The major culprits that dragged down China's indices are stock market linkages between the United States and foreign markets – meaning that currency devaluations and slowing foreign economies (such as China's major trading partner, the United States) pinched the profits of some Chinese companies – but nowhere near enough to cause a downturn there.
Plus, unlike past emerging-market downturns, there hasn't been massive "capital flight," with foreigners taking their money and heading for the safety of their banks at home. China has too much long-term profit potential for foreign investors to give up now.
Besides, even if they did, China has record foreign reserves of $1.68 trillion – more than enough to weather a rainy day in the economy there.
On top of sightseeing, shopping, food, and hospitality well beyond the standard tourist fare, Fitz-Gerald is leading a tour of one or more of China's stock exchanges. [Fitz-Gerald is also the editor of the New China Trader, an investment newsletter dedicated solely to finding value and profits in China's red-hot economy].
And although it's difficult for investors to navigate through the volatile markets, the long-term payoff is worth the pain.

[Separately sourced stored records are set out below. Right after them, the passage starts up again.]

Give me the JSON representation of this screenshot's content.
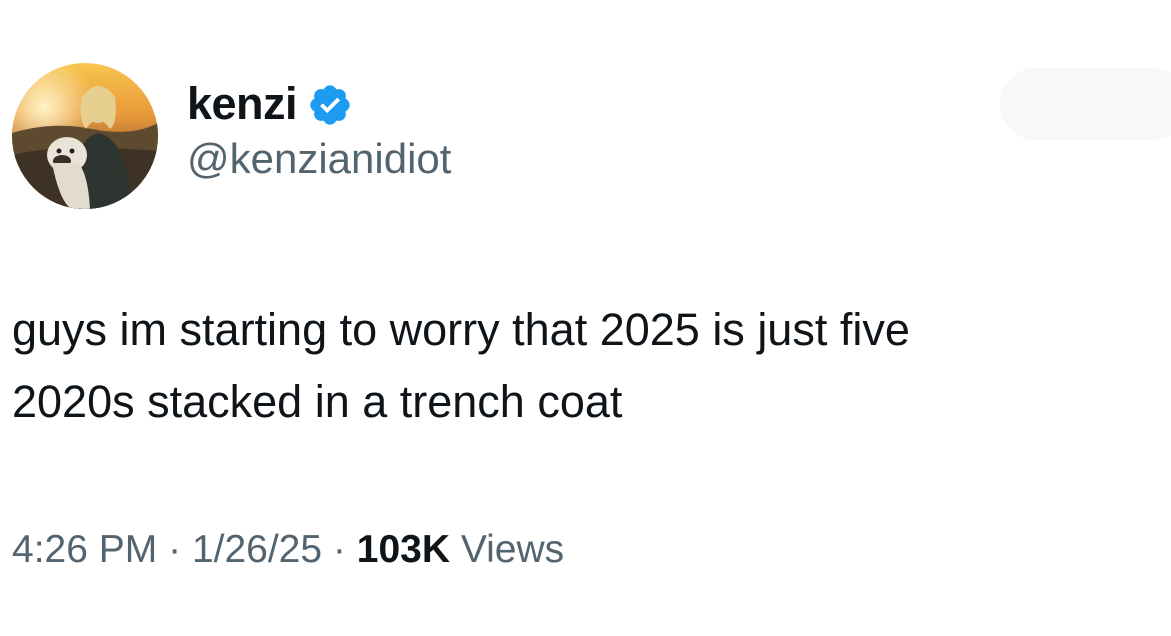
{
  "author": {
    "display_name": "kenzi",
    "handle": "@kenzianidiot",
    "verified": true,
    "verified_color": "#1d9bf0"
  },
  "tweet": {
    "text_line_1": "guys im starting to worry that 2025 is just five",
    "text_line_2": "2020s stacked in a trench coat"
  },
  "meta": {
    "time": "4:26 PM",
    "separator": "·",
    "date": "1/26/25",
    "views_count": "103K",
    "views_label": "Views"
  },
  "colors": {
    "primary_text": "#0f1419",
    "secondary_text": "#536471"
  },
  "icons": {
    "verified": "verified-badge-icon",
    "avatar": "profile-photo"
  }
}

The bottom line is that China is on track for 10% to 12% growth this year – and that's after China's government has taken steps to slow the country's economy down.
"Investors who abandon China now will live to regret their decision," he said. "Even if the U.S. economy skids into a recession, China will continue to grow for decades to come. And that's after nearly 30 years of double-digit growth that country has already logged into the history books.